Forum itu bukan hanya membahas pandangan fiqih baru tentang relasi hukum fiqih. Namun, dalam pembahsan pertama ini juga akan membahas perihal reformulasi pandangan fiqih terkait hasil konsep negara bangsa modern. Contohnya, Pancasila yang disahkan sebagai ideologi dan dasar negara.

“Negara bangsa adalah bentuk baru yang harus dicarikan legalitas hukum keagamaannya dalam fiqih baru,” kata Wakil Sekretaris Jenderal PBNU itu.

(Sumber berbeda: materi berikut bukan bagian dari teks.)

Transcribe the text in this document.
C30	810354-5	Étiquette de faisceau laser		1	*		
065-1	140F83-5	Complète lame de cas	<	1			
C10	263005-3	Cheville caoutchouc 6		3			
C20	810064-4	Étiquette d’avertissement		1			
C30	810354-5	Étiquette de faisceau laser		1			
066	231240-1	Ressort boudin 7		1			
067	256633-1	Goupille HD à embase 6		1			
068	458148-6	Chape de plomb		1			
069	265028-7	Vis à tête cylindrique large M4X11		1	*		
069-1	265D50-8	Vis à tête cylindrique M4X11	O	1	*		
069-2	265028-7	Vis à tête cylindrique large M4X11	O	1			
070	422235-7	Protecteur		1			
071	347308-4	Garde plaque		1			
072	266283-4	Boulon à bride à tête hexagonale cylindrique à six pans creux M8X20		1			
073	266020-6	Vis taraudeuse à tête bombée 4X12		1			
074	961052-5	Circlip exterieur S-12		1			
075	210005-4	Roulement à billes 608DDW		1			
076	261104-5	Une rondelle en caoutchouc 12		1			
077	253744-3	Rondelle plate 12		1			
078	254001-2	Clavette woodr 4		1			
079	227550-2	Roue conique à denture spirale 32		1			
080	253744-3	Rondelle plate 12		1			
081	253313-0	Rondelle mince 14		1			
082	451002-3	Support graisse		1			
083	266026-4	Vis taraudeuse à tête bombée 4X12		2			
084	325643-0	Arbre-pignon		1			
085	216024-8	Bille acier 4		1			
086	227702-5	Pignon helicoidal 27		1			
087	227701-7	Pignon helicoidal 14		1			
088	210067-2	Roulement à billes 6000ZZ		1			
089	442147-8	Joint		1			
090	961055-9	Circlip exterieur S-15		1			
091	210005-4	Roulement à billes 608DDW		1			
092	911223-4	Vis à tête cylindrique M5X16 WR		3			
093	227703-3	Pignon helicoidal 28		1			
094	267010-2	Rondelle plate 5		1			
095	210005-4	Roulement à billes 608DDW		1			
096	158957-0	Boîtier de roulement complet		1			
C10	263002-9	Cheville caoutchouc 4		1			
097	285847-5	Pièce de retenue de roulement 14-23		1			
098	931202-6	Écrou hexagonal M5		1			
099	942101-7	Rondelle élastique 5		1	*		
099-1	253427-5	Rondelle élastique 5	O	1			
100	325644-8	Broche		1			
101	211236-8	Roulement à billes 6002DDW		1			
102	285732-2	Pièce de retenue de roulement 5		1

Pembahasan yang kedua yaitu tentang pola hubungan Muslim dengan non-Muslim. Dahulu, kebannyakan narasi yang muncul pasti tentang permusuhan dan persinggungan. Oleh karena itu, pandangan hubungan social keduanya perlu direkontekstualisasi ulang agar hidup bersama dalam satu peradaban besar dunia bisa tercapai.

“Ini kita mencari jalan agar kita sama-sama, tidak lagi ada narasi-narasi yang sifatnya mengarah pada kebencian terhadap orang-orang yang berbeda dengan kita,” ucapnya.

Ketiga, tentang Piagam Perserikatan Bangsa-Bangsa (PBB) yang menjadi salah satu kunci kesepakatan dalam menghentikan Perang Dunia ke-II. Piagam PBB tersebut menjadi rujukan otoritatif dan sesuai dengan syariat Islam.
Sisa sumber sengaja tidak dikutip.